Students in Butler College returned to campus to find sparkling new dorms and gracious new landscaping this fall, when the last of the University’s planned four-year residential colleges opened in time for the start of classes.
The new dorms include Wilf Hall, donated by the family of Mark Wilf ’84 and his wife, Jane; Bogle Hall, given by John C. Bogle ’51; Yoseloff Hall, given by Anthony A. Yoseloff '96, and his wife, Nanar; and Class of 1967 Hall, funded by a coalition of members of the Class of ’67, led by Class President John H. Laporte Jr. and University Trustee Emeritus John O. Wynne.
“Butler College’s new dormitories are a beautiful addition to our campus,” said President Shirley M. Tilghman at the dedication ceremony on September 24. “Not only do they greatly enhance the residential experience of our students, but they also mark the completion of Princeton’s four-year college system. I am deeply grateful to the many donors, past and present, who have brought us to this moment.”
Private and shared spaces
Butler College houses 288 undergraduates and graduate students, as well as a resident faculty member. Most rooms are four-person suites with two bedrooms that share a living room and bathroom. Each dorm also has kitchen facilities, as well as lounges for study and relaxation.

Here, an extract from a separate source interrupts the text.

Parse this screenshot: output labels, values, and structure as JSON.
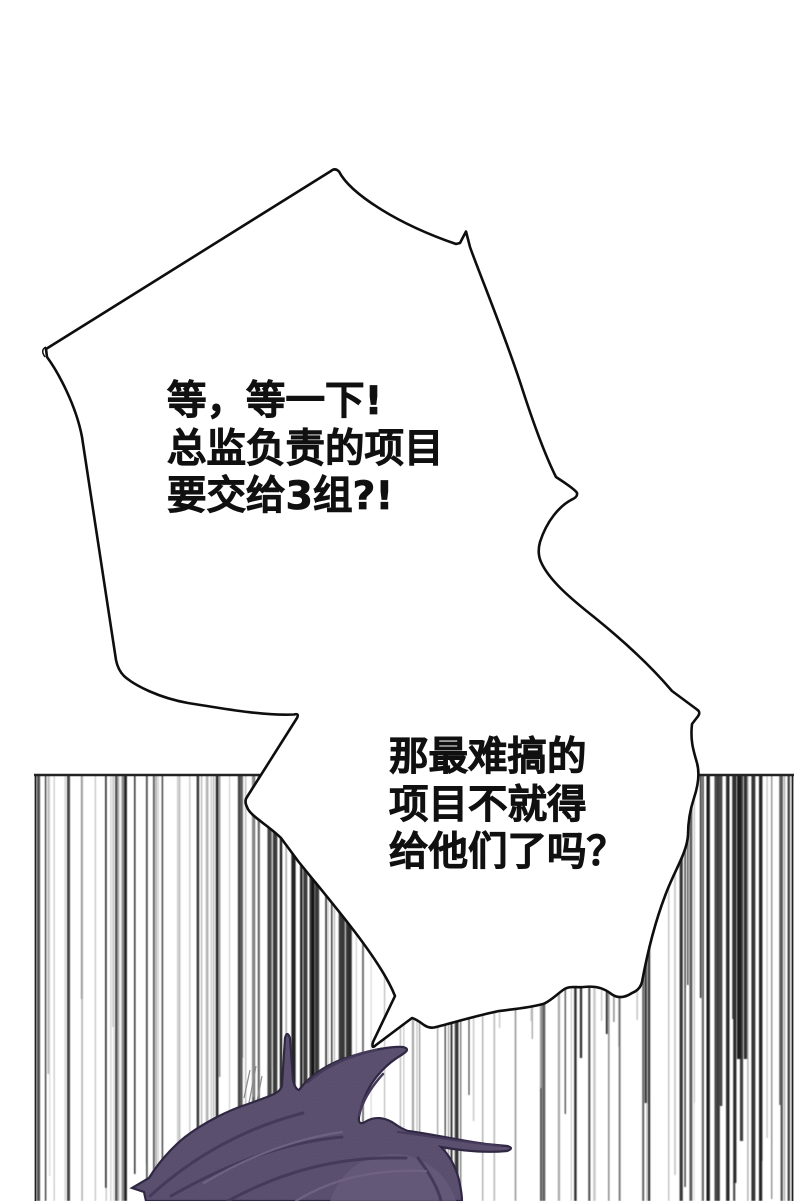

The dorms are connected through the central Butler Commons, which includes the James S. Hall ’34 Memorial Gallery and a food emporium, Studio ’34. The light-filled space is further enlivened by a colorful, multi-level mural designed by Nigerian-born artist Odili Donald Odita. On the same floor as the commons are study areas, a computer room, seminar rooms, and a lecture hall.

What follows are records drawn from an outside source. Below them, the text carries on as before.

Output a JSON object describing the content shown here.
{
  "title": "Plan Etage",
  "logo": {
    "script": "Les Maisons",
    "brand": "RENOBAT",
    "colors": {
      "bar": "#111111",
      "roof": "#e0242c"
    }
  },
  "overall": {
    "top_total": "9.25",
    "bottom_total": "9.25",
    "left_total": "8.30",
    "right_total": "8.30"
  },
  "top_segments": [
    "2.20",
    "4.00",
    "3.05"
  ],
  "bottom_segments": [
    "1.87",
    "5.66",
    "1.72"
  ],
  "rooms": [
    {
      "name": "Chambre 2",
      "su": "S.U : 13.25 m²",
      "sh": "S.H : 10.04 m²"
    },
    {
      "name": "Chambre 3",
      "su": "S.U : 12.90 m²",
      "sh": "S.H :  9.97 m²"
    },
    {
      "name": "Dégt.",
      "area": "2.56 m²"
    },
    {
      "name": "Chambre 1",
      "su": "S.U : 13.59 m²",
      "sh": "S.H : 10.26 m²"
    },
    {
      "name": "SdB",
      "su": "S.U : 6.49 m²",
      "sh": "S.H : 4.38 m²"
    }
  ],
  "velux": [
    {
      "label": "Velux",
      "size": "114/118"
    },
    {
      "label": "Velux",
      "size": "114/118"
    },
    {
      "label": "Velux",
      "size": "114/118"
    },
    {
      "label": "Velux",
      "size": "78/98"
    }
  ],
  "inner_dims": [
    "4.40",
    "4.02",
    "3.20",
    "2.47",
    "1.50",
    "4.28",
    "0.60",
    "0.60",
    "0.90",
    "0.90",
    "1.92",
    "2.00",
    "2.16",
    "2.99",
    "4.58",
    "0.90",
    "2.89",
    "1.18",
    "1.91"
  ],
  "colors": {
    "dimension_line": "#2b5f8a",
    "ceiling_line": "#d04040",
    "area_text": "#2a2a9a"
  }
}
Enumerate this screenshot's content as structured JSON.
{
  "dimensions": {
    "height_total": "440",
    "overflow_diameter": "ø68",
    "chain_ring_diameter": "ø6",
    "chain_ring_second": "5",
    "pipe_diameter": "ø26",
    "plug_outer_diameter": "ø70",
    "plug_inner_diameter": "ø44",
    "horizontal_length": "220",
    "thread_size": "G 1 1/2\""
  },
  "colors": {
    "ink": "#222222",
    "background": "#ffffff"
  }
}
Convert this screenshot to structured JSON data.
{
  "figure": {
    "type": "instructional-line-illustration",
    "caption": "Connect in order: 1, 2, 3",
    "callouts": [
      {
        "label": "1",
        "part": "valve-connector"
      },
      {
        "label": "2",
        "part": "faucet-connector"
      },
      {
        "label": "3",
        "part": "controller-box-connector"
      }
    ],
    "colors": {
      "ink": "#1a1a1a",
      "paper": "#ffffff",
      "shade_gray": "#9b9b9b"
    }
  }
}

The commons open directly onto Butler Memorial Court, a terraced amphitheater at the heart of the college bordered by sloping lawns with arching ferns and lacy larch trees. Designed to accommodate both individual gatherings and performances, it honors the Classes of 1922, 1940, 1941, and 1942 for their generous support of the original Butler College. Another of the original Butler dorms is commemorated in Lourie-Love Walk, the north-south artery of the college.

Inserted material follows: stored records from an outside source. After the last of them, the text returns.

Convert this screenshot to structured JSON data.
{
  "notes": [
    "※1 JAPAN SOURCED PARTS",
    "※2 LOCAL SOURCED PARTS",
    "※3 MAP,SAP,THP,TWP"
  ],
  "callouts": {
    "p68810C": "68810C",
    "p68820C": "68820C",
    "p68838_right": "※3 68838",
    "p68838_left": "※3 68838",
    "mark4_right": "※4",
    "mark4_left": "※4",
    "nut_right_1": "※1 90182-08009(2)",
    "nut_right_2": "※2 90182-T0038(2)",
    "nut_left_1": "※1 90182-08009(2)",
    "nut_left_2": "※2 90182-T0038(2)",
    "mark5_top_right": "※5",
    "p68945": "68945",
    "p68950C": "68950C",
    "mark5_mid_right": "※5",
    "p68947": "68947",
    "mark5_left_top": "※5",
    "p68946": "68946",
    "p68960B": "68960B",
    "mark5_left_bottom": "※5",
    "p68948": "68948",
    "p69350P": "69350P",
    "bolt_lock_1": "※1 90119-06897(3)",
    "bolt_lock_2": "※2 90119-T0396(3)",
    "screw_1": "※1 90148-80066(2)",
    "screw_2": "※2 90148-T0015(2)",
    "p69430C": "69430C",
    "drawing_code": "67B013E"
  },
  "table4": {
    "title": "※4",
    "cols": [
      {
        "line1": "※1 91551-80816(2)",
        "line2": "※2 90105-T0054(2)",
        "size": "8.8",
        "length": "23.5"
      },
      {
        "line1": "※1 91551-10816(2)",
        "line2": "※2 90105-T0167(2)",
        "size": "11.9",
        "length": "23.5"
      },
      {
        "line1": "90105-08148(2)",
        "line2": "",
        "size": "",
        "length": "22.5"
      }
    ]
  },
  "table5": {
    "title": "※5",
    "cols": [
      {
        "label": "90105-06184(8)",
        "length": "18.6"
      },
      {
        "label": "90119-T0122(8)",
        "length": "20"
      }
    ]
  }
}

Distinct architectural identity
The new Butler College blends into its neighborhood while maintaining a distinct identity of its own. Its architectural impact lies in an accumulation of subtleties—from smoothly rippling walls composed of custom-made bricks in 25 different shapes to visual surprises that emerge as perspective changes around a corner or through an arch.
The college was designed by Henry N. Cobb, a founding partner of Pei Cobb Freed & Partners Architects LLP, whose many works on university campuses include the Center for Government and International Studies at Harvard and Princeton’s Friend Center for Engineering Education. Among his goals for the project, he said, were “to capture the traditional intimacy and eventfulness of Princeton’s Collegiate Gothic in a contemporary form.”
Cobb’s design incorporates innovative elements that promote sustainability, including green roofs on three of the Butler buildings. Covered with waterproof membranes, soil, and vegetation, these roofs help reduce heating and cooling needs and storm water runoff. They are also a testing ground for student/faculty experiments: sensors on both green and conventional roofs record heat reflectivity, soil moisture retention, evaporation, and water flow.
Conservation efforts began even before the first brick was placed: the University reused or recycled all but 400 of the 9,000 tons of material from the original Butler College. The new buildings were constructed so that natural light can illuminate at least 90 percent of the interior spaces. The energy-efficient walls, windows, doors, foundations, and roofs decrease energy use by about 30 percent, and high-efficiency plumbing fixtures conserve water. Under Memorial Court, a 5,000-gallon cistern collects rainwater for irrigation.
An artful blend of environmental elements, residential amenities, and architectural distinction all combine to make Princeton’s newest residential college an ideal living and learning space for 21st -century Princetonians.